This is totally different to driving the normal fast rescue boat; we have to learn something totally different.

Leading Seaman Sykes

“One of the main differences is the way the boat is brought alongside. 

“These need far less space as we can use a manoeuvre called crabbing, which is basically moving the boat side-ways through the water, so there is a lot more scope for going into smaller areas.”

The workboats will be used as passenger transfer boats (PTB) on HMS Queen Elizabeth, which will be essential, as due to her size many ports will not be able to accommodate her and she will be at anchor. 

The PTB’s will be an essential lifeline to shore, transferring personnel and stores. 

Therefore the normal navigation training package has been tweaked to include more in depth transit routes instruction in and out of ports. Each of the carriers will carry four PTBs on board. 

HMS Queen Elizabeth’s Leading Seaman Martin ‘Neville’ Longbottom said:  “The traditional RIB driving is kind of the equivalent of making a cut across fields; you can see where you need to get to and you can say I’m happy I can go across that way. 

“With the PTBs the marked channel will be the road to follow, particularly when we go into foreign ports.”

HMS Raleigh the lead Royal Navy School for Seamanship training.  The two-week course has been designed by Chief Petty Officer Chris Pye.

HMS Raleigh will take delivery of a new class of workboat later this year and are currently using a boat from the Army for twin jet training.

Leading Seaman Eric Sykes, who is also assigned to the Aircraft carrier, said:  “This is totally different to driving the normal fast rescue boat; we have to learn something totally different.

“The controls are different and it’s hard to get your head round how the boat reacts at first.  It’s been a really good course. 

“We’ve been learning a lot of new skills and there’s lot to take in.”
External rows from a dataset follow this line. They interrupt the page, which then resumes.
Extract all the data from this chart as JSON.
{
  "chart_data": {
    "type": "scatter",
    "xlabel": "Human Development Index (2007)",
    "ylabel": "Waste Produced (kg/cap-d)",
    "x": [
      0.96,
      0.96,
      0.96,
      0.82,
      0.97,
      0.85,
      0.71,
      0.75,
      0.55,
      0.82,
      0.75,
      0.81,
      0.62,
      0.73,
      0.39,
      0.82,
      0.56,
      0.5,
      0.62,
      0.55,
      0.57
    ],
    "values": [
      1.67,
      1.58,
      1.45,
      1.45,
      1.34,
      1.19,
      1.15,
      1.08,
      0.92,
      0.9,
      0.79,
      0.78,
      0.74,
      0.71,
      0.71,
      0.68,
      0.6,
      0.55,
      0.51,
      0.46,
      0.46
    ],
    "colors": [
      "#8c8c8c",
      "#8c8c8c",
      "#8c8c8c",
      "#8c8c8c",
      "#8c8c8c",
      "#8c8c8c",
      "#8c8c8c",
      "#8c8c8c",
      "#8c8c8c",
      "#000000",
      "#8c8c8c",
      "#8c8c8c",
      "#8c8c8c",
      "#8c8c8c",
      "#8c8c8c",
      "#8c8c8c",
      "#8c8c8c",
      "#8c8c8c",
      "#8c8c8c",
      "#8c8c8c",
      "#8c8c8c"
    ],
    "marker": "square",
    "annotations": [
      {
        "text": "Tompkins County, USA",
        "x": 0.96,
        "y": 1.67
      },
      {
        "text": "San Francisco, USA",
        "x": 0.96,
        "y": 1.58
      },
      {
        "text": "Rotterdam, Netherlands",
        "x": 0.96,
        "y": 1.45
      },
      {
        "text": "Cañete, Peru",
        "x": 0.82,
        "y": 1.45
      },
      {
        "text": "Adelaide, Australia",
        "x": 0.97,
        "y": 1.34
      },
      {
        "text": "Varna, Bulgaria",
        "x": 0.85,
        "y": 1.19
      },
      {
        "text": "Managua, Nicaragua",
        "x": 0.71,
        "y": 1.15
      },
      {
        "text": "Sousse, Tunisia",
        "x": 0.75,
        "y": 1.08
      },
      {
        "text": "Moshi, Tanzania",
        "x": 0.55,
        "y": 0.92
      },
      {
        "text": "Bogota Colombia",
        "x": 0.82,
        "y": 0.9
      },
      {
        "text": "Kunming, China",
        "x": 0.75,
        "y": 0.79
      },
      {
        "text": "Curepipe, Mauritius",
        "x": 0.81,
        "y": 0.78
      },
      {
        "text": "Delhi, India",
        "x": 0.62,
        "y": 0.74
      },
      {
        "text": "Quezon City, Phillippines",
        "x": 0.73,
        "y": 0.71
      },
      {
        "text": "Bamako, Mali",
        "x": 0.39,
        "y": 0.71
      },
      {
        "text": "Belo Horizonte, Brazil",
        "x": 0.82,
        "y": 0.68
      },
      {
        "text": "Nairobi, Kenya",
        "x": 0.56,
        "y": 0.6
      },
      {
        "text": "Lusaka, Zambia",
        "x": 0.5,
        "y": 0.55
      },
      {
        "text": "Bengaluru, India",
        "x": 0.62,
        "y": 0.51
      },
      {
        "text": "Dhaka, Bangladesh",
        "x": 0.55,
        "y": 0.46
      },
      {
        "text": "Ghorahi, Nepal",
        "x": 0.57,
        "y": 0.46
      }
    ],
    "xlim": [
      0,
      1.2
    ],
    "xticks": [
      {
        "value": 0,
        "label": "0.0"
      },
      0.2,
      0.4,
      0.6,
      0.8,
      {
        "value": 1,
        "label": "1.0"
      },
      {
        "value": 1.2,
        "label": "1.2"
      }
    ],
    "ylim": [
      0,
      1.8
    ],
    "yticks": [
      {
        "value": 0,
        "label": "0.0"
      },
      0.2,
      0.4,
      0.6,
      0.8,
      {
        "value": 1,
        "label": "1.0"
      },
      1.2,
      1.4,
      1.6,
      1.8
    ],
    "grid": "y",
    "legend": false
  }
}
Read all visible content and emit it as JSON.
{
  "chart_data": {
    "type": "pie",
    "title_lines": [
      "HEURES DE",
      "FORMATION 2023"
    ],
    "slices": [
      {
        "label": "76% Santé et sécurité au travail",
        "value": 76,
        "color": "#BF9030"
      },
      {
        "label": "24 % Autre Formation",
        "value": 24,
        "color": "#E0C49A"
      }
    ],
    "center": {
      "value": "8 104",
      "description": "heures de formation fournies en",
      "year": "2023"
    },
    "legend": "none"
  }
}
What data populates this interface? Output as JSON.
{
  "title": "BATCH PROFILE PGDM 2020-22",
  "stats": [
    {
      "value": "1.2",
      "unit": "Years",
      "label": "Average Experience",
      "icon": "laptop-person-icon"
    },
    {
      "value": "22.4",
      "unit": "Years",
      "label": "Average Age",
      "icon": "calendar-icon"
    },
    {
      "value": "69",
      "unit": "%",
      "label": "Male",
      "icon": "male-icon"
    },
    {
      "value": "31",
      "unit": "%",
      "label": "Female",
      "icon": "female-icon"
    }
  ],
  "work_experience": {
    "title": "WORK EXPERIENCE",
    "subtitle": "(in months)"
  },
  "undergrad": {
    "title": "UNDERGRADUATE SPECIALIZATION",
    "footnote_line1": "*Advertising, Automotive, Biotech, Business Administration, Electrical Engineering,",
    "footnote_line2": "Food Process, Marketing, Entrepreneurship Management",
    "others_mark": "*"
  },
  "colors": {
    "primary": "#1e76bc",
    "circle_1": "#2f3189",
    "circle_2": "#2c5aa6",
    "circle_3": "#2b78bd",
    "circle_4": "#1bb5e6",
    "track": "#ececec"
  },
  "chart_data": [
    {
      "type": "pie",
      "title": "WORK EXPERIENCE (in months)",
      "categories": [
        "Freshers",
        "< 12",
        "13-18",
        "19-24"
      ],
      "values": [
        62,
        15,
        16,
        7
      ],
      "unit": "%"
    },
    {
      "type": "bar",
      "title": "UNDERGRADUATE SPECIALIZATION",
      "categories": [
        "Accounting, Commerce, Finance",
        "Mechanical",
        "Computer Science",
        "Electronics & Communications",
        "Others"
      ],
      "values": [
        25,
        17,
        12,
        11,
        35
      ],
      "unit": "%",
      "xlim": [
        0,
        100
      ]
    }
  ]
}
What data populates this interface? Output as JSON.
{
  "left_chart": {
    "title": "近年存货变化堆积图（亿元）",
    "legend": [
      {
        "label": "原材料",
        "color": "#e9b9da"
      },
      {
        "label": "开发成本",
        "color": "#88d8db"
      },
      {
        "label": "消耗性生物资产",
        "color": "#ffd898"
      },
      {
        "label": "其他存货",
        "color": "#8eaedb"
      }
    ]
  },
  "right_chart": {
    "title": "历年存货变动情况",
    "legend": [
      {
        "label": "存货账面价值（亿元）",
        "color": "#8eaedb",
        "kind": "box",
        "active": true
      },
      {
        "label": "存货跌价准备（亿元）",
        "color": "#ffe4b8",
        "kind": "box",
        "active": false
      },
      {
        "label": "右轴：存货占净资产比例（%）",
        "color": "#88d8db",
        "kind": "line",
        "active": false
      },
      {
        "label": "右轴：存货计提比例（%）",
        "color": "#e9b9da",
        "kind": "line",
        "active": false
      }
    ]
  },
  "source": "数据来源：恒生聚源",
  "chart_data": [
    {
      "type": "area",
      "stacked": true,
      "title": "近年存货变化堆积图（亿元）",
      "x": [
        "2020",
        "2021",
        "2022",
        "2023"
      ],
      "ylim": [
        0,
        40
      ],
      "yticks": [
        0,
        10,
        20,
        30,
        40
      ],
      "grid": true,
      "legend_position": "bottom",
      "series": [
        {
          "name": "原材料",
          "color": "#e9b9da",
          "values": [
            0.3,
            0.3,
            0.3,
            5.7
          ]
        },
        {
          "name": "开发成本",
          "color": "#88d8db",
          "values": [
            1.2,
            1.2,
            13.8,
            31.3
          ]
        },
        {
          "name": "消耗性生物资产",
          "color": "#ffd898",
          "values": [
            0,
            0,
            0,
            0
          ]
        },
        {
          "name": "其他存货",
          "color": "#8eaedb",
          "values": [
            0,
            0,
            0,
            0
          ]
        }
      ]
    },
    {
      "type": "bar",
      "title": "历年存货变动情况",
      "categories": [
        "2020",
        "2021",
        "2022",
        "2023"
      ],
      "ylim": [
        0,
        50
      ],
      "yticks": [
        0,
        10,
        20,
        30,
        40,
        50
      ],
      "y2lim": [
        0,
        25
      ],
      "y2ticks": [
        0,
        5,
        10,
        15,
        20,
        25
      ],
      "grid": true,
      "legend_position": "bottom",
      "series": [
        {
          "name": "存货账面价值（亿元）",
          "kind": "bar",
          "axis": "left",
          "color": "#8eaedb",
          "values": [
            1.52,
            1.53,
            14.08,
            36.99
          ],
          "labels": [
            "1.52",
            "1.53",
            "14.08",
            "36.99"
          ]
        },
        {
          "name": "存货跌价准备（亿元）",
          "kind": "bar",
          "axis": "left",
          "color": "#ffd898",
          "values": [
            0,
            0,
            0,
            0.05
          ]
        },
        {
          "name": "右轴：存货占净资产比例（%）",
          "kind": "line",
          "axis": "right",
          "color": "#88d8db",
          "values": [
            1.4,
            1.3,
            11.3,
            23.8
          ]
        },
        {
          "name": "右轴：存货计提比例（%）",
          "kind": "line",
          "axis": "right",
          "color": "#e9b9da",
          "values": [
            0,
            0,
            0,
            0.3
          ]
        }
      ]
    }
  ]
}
The Ministry of Defence awarded a contract for the design and construction of up to 38 workboats last year. 

Ranging in length from 11 to 18 metres, the boats will perform other tasks including Officer training at Britannia Royal Naval College, diving tender and will also replace the current class of Survey motor boat. 

The PTB variant assigned to the Carriers will carry up to 36 passengers at one time.

The boats have been designed and built by Atlas Elecktronik Uk in Dorchester.  Other companies involved in the supply chain include E P Barrus in Bicester, KPM-Marine in Birmingham and Mashfords in South East Cornwall.